Resumo: O presente trabalho possui como objetivo analisar as principais hipóteses de configuração da responsabilidade civil do transportador aéreo, nomeadamente o extravio de bagagens, o overbooking, os acidentes aéreos, o cancelamento e atrasos de vôos, bem como o famigerado "apagão aéreo". Da análise dos distintos diplomas aplicáveis a essas situações, constatou-se que o extravio de bagagens está sujeito ao regime previsto no Código de Defesa do Consumidor, não havendo limitação do quantum indenizatório; no overbooking, como o vôo nem chegou a iniciar, deve-se aplicar o CDC, uma vez que o Código Brasileiro de Aeronáutica não traz normas específicas sobre esta matéria; nas situações de cancelamento e atrasos de vôos, a regulamentação deve estar sujeita à disciplina prevista no Código Brasileiro de Aeronáutica, enquanto o denominado "apagão aéreo" está sujeito ao CDC, prevendo uma responsabilidade baseada no risco. Desse modo, independentemente de quem seja a culpa, surgirá o dever de indenizar os consumidores lesados. Nada impede que, posteriormente, essas companhias aéreas busquem o ressarcimento do valor pago ou dos prejuízos diretamente sofridos do responsável último pelo dano, a União. Por fim, nas situações de acidentes aéreos, a responsabilidade do transportador aeronáutico é objetiva, devendo ser aplicado tanto o CC-02 quanto o CDC.
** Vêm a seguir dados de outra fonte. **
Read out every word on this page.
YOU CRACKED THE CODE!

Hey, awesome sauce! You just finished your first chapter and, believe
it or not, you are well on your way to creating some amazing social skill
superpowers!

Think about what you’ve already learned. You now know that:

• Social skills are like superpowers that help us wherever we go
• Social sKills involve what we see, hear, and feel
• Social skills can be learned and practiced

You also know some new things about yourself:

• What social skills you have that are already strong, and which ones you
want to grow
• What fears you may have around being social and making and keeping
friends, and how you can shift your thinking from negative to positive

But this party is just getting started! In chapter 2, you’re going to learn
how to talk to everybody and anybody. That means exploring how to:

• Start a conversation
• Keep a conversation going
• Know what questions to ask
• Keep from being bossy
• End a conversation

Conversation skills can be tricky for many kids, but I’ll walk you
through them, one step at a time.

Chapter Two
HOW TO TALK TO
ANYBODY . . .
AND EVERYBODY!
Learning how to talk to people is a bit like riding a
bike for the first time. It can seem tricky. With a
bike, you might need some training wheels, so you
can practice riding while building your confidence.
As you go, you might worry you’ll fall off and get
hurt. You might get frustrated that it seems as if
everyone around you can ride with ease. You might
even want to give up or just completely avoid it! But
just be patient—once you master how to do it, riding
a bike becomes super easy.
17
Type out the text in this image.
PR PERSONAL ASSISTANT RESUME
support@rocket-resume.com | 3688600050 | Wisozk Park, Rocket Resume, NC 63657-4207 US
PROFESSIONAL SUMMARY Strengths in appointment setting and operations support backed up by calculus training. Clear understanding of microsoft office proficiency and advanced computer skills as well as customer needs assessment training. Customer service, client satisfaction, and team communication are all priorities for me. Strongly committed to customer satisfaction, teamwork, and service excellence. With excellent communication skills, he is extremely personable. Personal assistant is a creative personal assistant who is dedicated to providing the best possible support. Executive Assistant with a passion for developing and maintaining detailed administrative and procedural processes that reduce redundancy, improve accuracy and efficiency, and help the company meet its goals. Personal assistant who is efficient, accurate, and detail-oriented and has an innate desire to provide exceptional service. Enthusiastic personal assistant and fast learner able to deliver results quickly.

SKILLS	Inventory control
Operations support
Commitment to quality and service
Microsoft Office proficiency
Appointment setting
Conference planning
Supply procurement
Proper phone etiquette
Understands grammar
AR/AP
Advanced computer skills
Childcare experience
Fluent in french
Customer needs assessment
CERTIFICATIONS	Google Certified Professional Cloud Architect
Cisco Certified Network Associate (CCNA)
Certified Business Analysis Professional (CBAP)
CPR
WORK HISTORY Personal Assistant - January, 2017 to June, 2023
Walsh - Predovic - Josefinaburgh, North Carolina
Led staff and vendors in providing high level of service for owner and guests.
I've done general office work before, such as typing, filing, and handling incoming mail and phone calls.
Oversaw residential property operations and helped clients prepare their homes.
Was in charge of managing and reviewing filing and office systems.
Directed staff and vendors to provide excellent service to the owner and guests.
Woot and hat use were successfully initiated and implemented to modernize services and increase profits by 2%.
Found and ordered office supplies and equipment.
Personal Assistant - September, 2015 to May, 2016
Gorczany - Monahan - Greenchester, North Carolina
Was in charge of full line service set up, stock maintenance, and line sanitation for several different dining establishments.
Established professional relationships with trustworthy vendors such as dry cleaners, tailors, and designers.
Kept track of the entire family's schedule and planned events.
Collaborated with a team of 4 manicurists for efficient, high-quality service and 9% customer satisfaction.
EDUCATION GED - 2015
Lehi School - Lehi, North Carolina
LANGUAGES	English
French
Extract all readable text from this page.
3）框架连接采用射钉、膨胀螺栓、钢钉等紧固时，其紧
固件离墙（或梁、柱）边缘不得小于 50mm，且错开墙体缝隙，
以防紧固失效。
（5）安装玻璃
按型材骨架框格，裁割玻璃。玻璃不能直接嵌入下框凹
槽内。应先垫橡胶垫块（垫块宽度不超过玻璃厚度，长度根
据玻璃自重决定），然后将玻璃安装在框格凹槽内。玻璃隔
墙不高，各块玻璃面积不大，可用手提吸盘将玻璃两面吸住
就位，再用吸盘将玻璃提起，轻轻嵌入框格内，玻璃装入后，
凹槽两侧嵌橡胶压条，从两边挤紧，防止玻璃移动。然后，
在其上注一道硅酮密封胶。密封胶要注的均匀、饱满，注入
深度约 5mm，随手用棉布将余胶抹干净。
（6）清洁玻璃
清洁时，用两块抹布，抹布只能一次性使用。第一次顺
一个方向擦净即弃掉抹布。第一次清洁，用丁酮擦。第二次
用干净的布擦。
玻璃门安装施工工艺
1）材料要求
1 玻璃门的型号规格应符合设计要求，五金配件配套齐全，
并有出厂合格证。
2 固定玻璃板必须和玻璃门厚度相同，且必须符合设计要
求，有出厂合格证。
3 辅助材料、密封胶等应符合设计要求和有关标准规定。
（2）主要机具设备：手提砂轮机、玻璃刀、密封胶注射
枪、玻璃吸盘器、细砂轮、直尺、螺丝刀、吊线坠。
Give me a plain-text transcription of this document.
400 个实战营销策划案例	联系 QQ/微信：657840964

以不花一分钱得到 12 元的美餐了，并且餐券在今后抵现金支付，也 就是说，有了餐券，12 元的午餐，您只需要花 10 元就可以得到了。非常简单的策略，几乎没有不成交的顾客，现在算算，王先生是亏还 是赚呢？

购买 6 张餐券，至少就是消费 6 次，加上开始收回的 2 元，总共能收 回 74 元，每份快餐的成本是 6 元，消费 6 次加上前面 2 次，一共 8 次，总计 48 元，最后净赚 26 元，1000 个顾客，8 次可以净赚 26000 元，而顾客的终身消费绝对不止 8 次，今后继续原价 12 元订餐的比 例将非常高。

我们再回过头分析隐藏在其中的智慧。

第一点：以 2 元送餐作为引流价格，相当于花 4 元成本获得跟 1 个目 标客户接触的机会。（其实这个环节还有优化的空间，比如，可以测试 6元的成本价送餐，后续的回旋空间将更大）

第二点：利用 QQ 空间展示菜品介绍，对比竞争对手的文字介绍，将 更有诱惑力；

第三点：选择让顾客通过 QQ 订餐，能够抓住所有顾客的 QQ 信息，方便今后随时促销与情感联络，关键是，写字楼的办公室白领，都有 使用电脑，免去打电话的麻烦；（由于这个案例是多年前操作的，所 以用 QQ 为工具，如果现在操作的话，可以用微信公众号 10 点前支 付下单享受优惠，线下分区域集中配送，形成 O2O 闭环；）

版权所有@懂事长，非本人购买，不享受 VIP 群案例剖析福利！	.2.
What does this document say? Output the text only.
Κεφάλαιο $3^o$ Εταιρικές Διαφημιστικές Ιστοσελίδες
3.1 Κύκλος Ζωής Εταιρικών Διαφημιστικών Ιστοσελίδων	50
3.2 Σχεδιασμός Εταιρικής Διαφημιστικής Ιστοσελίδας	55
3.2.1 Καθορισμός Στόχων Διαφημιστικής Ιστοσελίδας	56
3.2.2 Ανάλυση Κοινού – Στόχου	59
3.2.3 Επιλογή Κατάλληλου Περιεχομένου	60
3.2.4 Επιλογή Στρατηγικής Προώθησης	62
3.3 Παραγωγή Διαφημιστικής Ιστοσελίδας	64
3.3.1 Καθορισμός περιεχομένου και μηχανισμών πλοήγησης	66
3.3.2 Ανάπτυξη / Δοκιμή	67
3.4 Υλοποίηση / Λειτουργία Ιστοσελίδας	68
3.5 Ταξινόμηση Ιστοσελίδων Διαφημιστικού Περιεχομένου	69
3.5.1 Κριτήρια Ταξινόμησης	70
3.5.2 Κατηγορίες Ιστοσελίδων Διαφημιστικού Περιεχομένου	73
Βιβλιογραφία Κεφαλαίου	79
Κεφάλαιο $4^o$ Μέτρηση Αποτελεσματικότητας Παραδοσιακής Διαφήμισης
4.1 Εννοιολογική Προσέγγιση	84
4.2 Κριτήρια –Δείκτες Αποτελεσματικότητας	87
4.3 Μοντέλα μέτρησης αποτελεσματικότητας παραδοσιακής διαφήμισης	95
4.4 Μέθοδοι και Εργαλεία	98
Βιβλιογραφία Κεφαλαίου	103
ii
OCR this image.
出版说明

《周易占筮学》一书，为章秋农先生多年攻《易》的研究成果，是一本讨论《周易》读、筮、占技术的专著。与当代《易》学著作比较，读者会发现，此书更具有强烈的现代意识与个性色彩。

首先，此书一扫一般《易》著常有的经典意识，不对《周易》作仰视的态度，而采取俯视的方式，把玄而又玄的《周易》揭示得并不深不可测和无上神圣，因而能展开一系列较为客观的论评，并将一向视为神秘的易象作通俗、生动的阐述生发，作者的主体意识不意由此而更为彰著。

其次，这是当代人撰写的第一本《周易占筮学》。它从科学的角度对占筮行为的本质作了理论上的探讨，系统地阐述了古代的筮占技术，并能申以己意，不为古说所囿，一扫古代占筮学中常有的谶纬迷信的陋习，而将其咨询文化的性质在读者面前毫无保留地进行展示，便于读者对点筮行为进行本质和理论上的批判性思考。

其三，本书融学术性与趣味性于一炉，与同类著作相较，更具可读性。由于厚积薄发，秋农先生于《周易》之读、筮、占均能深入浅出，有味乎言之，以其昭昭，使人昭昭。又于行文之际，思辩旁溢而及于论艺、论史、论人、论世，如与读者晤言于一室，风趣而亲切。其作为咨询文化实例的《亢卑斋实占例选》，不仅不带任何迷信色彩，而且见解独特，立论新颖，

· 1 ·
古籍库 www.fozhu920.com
Palavras-chave: responsabilidade civil; transportador aéreo; extravio de bagagens; overbooking; acidentes aéreos; cancelamento e atrasos de vôos; "apagão aéreo".


1. Introdução

A responsabilidade civil do transportador aéreo é um tema hodierno e bastante útil para a sociedade moderna. Atualmente, o avião é o principal meio de transporte, sendo considerado também o mais seguro do mundo. Apesar dessa segurança, muitos acidentes e problemas envolvendo este meio de transporte ainda são bastante frequentes. É o que ocorre, por exemplo, nos casos de overbooking, extravio de bagagens, cancelamento e atraso de vôos, acidentes com aeronaves e, mais recentemente, no famigerado "apagão aéreo".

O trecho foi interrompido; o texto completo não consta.